Neue präventive und kurative Therapieansätze | Naturmedizin 2/2020

Gehören Muskelschmerzen durch Statine bald der Vergangenheit an?

Zertifizierte Fortbildung
Muskelkrämpfe und Muskelschmerzen sind weitgehend als schwere Nebenwirkungen von Statinen bekannt und wirken sich stark negativ auf die Compliance der Patienten aus. Der positive Effekt von Statinen auf den Cholesterinspiegel ist jedoch hoch, und im besten Fall kann die Einnahme von Statinen die Entwicklung von sekundären kardiovaskulären Erkrankungen verhindern. Bisher gibt es jedoch noch keinen präventiven oder kurativen Therapieansatz für statininduzierte Muskelschäden. Genau dieses Ziel verfolgte eine deutsche Forschergruppe.
Ziel ihrer Studie war es, die vielversprechenden Ergebnisse aus bereits durchgeführten Mausstudien auf ihre Übertragbarkeit auf den Menschen hin zu testen. Auch gibt es noch keinerlei Daten, ob verschiedene Klassen von Statinen einen unterschiedlichen Effekt auf die Muskelzellen haben. Eine Reduktion der Nebenwirkungen würde zu einer weitaus höheren Compliance der Patienten bei der Statineinnahme führen. Aus diesem Grund haben die Forscher humane Muskelzellen (n = 22) mit dem lipophilen Simvastatin und dem hydrophilen Rosuvastatin behandelt und anschließend die jeweilige Genexpression der Zellen sowie die zellulären Signalwege analysiert.
 
Statine verändern die Fettsäuresynthese massiv
Über 1.800 Transkripte und 900 Proteine wurden nach der Statinbehandlung in den humanen Muskelzellen unterschiedlich exprimiert. Statine scheinen damit einen starken Effekt auf die Genexpression zu haben und verändern diese maßgeblich.
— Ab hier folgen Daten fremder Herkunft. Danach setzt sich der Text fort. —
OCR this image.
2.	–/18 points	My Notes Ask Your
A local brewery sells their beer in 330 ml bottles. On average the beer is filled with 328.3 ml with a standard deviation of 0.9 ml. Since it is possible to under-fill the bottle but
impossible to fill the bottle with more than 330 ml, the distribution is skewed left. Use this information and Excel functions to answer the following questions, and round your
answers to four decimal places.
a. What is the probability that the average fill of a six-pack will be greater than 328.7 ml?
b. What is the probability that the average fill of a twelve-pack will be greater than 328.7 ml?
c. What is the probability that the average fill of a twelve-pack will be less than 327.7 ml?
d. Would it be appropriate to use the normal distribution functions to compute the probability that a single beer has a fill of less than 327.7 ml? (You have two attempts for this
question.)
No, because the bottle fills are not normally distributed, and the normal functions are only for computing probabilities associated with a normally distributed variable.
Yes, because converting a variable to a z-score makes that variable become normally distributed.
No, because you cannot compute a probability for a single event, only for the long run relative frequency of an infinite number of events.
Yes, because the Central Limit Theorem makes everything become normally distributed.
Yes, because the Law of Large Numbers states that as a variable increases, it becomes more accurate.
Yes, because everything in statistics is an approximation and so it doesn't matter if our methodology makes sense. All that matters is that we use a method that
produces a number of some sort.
Simvastatin hatte dabei einen stärkeren Effekt auf die RNA-Synthese als Rosuvastatin. Beide Statine beeinflussten jedoch gleich stark die Cholesterinbiosynthese, den Fettsäurestoffwechsel, die Eicosanidsynthese sowie die Proliferation und Differenzierung von humanen Muskelzellen. Es konnte zudem gezeigt werden, dass Muskelzellen und Leberzellen dieselben Gene für die Cholesterinbiosynthese nutzen. Diese Ergebnisse deuten auf eine neue und bisher nicht bekannte Rolle von Muskelzellen im Cholesterinmetabolismus hin. Bei einer Muskelmasse von mehr als 25 % und einer Lebermasse von nur bis zu 3 % ist es von großer Bedeutung herauszufinden, in welcher Form das von Muskelzellen produzierte Cholesterin im Körper genutzt wird. Das Cholesterin könnte zum einen von den Muskelzellen selbst verwendet oder genau wie von Leberzellen in die Blutbahn sezerniert werden.
 
Reversibler Effekt durch Eicosanide
Es wurde ein starker Effekt der Statine auf die Synthese von Eicosaniden und Prostaglandinen nachgewiesen. Diese sind Metabolite der Omega-3- und Omega- 6-Fettsäuren. Das Eicosanid AL-8810, ein Agonist des Prostaglandin-F2-alpha- Rezeptors, konnte laut den Ergebnissen der Forschungsgruppe den Effekt der Statine auf die Muskelzellen rückgängig machen. Ein Therapieansatz von statininduzierter Myopathie könnte demnach der Zusatz von Omega-n-Fettsäuren zusätzlich zur Statingabe sein. Diese vielversprechenden Erkenntnisse lassen auf neue Therapieansätze für statininduzierte Myopathien hoffen und könnten bald schon in der Klinik eingesetzt werden. Aufgrund der weniger starken Nebeneffekte sollten Patienten nach Möglichkeit aktuell eher mit Rosuvastatin anstatt mit Simvastatin behandelt werden.


Hinweis: Dieser Artikel ist Teil einer CME-Fortbildung.